By Brian Wheeler
Wednesday, June 16, 2010

Having been heard on their demands for lower population projections, no expansion of the growth area, and preservation of the downtown business district, the Crozet community appears to be largely in favor of the village’s updated 20-year Master Plan .

That has not deterred one area resident from continuing to advance his proposal to create a light-industrial business park just outside the Crozet master planning area near the intersection of Interstate 64 and U.S. 250.

Tuesday evening, Will Yancey appeared before the Albemarle County Planning Commission and asked for an “independent look” at his family’s 2008 request to add 184 acres to the county’s growth area to create a business park around the site of the Yancey Lumber Co. sawmill.

“Even though we attended every single [Crozet Master Plan community] meeting … it was rigged from the start,” Yancey said. “We think it is incumbent upon this commission, as well as the Board of Supervisors, to take this out of the rubric of the revision of the Master Plan and give it a hard, independent look on its own.”

Yancey said the Crozet Community Advisory Council had not reviewed his plan with an open mind. County staff, however, have advised the commission that there is “little community support” for Yancey’s proposal.

Later this year, local elected officials are expected to weigh the residents’ preference for growth to occur within Crozet’s current boundaries, as described by the Master Plan, against a desire by some leaders for increased economic development in new parts of Albemarle, specifically at the county’s interstate interchanges.

Commissioner Linda Porterfield (Scottsville)

“I think the interchanges in this county are a decision to be made by the entire county,” Commissioner Linda Porterfield said. “They are an economic provider to the entire county if we use them properly. No development area has the right to stand in the way.”
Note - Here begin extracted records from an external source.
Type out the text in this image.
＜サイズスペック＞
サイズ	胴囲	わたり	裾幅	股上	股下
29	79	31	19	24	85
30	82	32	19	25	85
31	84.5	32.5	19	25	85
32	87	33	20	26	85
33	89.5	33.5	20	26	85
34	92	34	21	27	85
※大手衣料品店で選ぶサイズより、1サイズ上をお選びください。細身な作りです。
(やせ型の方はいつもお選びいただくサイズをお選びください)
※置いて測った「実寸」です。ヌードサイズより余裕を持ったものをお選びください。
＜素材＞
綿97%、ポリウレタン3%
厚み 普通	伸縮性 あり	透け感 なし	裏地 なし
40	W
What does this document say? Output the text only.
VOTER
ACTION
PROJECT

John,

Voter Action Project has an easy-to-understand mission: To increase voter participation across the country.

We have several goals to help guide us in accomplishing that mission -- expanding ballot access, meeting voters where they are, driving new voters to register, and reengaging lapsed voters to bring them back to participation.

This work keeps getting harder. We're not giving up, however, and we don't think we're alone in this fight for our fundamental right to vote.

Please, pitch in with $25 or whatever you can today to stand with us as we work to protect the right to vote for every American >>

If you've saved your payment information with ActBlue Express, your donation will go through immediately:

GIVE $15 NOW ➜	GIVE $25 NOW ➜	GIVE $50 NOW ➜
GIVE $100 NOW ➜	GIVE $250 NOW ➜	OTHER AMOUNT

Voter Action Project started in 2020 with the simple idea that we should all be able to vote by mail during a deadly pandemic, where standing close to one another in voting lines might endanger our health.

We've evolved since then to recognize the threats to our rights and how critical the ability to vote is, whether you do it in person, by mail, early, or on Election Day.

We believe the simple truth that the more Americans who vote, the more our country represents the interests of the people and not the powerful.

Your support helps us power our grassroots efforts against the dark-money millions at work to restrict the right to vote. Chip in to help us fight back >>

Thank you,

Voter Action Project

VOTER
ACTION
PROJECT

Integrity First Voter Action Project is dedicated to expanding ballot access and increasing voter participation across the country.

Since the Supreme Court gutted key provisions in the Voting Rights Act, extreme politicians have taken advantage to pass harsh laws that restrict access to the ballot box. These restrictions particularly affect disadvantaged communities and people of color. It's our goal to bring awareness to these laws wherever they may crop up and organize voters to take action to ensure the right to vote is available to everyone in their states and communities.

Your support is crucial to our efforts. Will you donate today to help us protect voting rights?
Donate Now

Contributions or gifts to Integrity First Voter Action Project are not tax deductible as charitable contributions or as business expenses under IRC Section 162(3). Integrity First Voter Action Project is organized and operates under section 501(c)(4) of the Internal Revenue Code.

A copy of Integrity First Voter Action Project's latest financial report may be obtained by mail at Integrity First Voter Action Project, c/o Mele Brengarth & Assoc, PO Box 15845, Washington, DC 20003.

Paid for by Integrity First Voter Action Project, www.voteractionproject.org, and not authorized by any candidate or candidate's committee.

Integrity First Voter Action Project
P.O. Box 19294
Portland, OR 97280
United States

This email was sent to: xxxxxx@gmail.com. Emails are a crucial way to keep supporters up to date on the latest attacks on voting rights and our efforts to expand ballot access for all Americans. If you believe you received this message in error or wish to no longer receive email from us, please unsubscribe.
“It has been studied, it now needs to be pulled. Otherwise, it is going to pull the Master Plan process down,” Commissioner Cal Morris said. “It should be studied separately.”

When the Board of Supervisors asked that Yancey’s proposal be reconsidered in 2008 , the board said it did not have a position for or against the business park, it just wanted the plan reviewed as part of the community’s master planning process.

Tuesday night a majority of Planning Commission members indicated they agreed with Yancey’s request for an independent review process. Further, one planning commissioner thinks a majority of the Board of Supervisors may now be inclined to support Yancey’s business park, regardless of what ends up in the revised Master Plan.

“My sense is that what is happening at the board level is that they are saying they are OK with it and we need to find a way to allow it under some acceptable conditions,” Commissioner Don Franco said in an interview.

“I still think there is a win-win solution out there. I think the board is very open to seeing development take place there that is a quality development,” Franco said. “If it were to develop, under what conditions would [the community] accept development there? Right now the public just keeps coming back and saying they don’t want it.”

“We need to bring in entities that not only provide taxes to Albemarle County, but also jobs,” Porterfield said. “I am not comfortable with the Crozet Master Plan killing the possibility of that interchange being studied.”

“We have recently opened not one, but three commercial centers in Crozet, creating many new jobs,” countered Commissioner Tom Loach, who opposes Yancey’s proposal. “It is going to go around us anyhow, but it seems to me the community has given its findings and it doesn’t support it.”

After the work session, Yancey said he was pleased with the direction from the commission.

“We are pleased with their decision. It is what we have been asking for all along.”

In a separate process, the Albemarle supervisors are currently reviewing a draft economic development action plan. The current draft calls for consideration of “a modification of the Interstate Interchange Policy that might allow lower impact industrial and rural-serving uses at those intersections …” However, the county’s Comprehensive Plan emphasizes that new industrial development occur within the designated growth areas.

At a recent meeting, the board decided to hold roundtables on June 23 and July 1 on the action plan to get additional public input. In an interview, Supervisor Dennis S. Rooker addressed the question of whether the action plan opened the door for Yancey’s business park being located outside the growth area at the I-64 interchange in Crozet.

“The door is partially open. There is other language that says it has to be consistent with the Comprehensive Plan,” Rooker said. “My idea was to try and get some changes in [the action plan] that made it more consistent with the existing Comprehensive Plan …. When we last discussed [the interchanges], none of the uses given as examples were anything of the scale of what is being proposed by Yancey.”

“People from Crozet are welcome to come to the roundtables and make comments about specific language in the economic development plan,” Rooker added.

The Planning Commission has tentatively scheduled a public hearing on the draft revisions to the Crozet Master Plan for July 13.